La ville de La Rochelle par ex compte 9 à 10 cas de tornades sur toute l'histoire de son recensement dans un rayon de 5 kms autour de son centre (dont la F4 de 1971). Tours a été touché par 3 puissantes tornades au XXème siècle (une F2 en 1930, une F3 en 1981, une F2 en 1999). Un nombre croissant de villes comptent plus d'un cas de tornade dans leurs annales, généralement deux. Dans le 17, leur nombre est loin d'être négligeable. Outre La Rochelle qui figure dans les records, un certain nombre de communes comptent 2 cas de tornades voire plus encore : Saint Jean d'angély, où a été découvert récemment un deuxième cas ancien, Tonnay Boutonne, Matha avec 2 voire 3 cas... *
Pour chacune de ces localités, on pourrait évoquer bien sûr le caractère aléatoire d'un rapprochement chronologique éventuel (certaines à l'instar de Plan-de-Campagne ont également été touchées à quelques années seulement d'intervalle), mais leur nombre total sur ce secteur déjà réputé laisse aussi affleurer la possible nature climatologique de cette densité.

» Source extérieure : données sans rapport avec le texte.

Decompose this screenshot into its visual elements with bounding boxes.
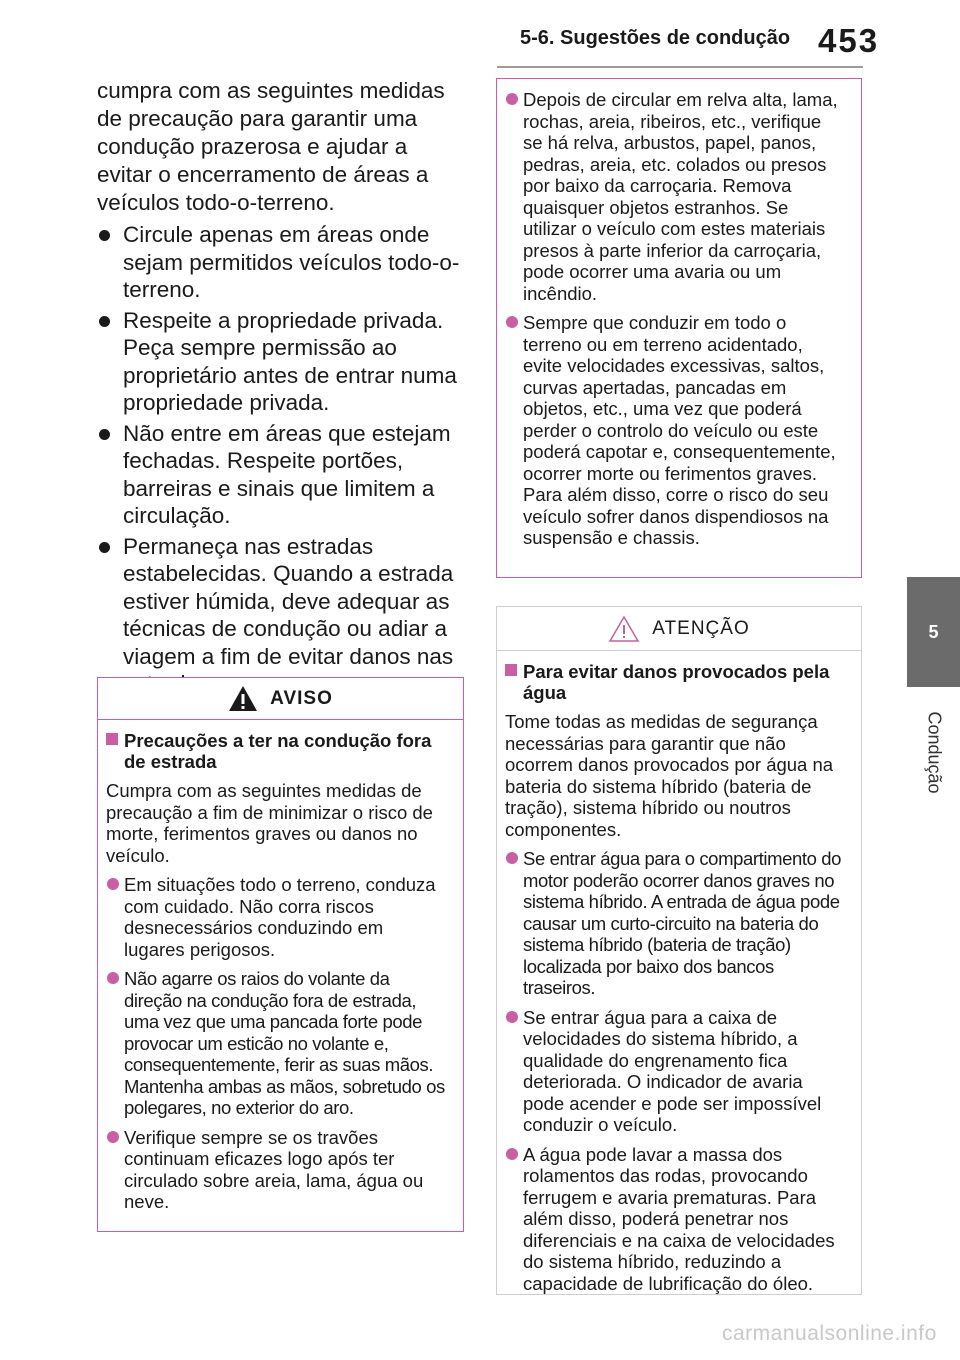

Alors, que penser de tout cela ?
Rien d'alarmant en tout cas. Dans un cas comme dans l'autre (densités accidentelles ou climatologiques), ces chiffres ne doivent surtout pas affoler. Nous côtoyons en bonne intelligence ces phénomènes depuis des siècles et nous les redécouvrons simplement aujourd'hui après des décennies d'éloignement et de déni, notamment grâce à l'essor du net et des nouvelles technologies qui favorisent les échanges
On notera d'ailluers, intéressant paradoxe, que smartphones et autres gadgets high tech se font ici le vecteur d'un retour à une réalité naturelle dont longtemps la vie moderne nous a tenus éloignés. 


* IMPORTANT : sont comptablisés ici des cas dont nous avons connaissance mais qui ne figurent pas encore dans notre base. Nous venons en effet de collecter un certain nombre de cas anciens qui vont prochainement venir enrichir notre base.